D’une certaine façon, les conditions dans lesquelles les députés du tiers convoqués par Louis XVI aux États généraux se sont emparés de la souveraineté le 17 juin 1789 s’apparente à une sorte de coup d’État. Le roi et les députés des deux autres ordres du royaume, le clergé et la noblesse, sont mis devant le fait accompli. On ne leur demande pas leur avis. Si l’on ménage encore le roi, le climat général est à la guerre civile sur fond de revendication égalitaire contre les ordres privilégiés, accusés de vouloir entraver le processus révolutionnaire. Le complot est au cœur de la dynamique révolutionnaire jusqu’à la Terreur, et l’on soupçonne déjà en juin 1789 les aristocrates de vouloir comploter contre les patriotes.

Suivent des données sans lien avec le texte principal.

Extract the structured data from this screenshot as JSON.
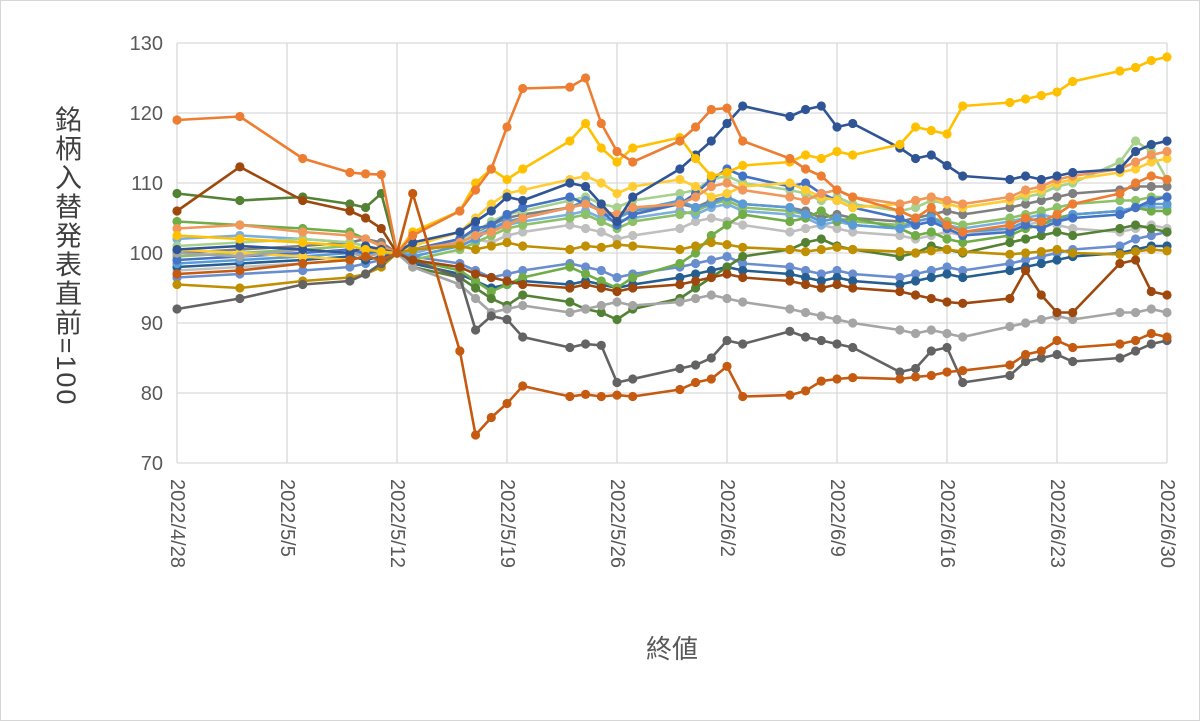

La nouvelle souveraineté de la nation proclamée le 17 juin quand les députés du tiers se constituent en Assemblée nationale, réaffirmée et étendue le 20 juin par le serment du Jeu de paume, est née de façon brutale et unilatérale. On sort en quelques jours de mille ans de souveraineté monarchique. Les révolutionnaires ont très vite éprouvé le besoin de trouver des mythes fondateurs à leur nouvelle légitimité sociale et politique. On invente donc une nouvelle version laïque du serment désormais prêté « à la romaine » debout et bras levé, de nouvelles icônes, de nouveaux martyrs, de nouveaux monuments, de nouvelles fêtes désormais consacrées à la liberté, à l’égalité, à la fraternité, à la famille, à la nature, etc.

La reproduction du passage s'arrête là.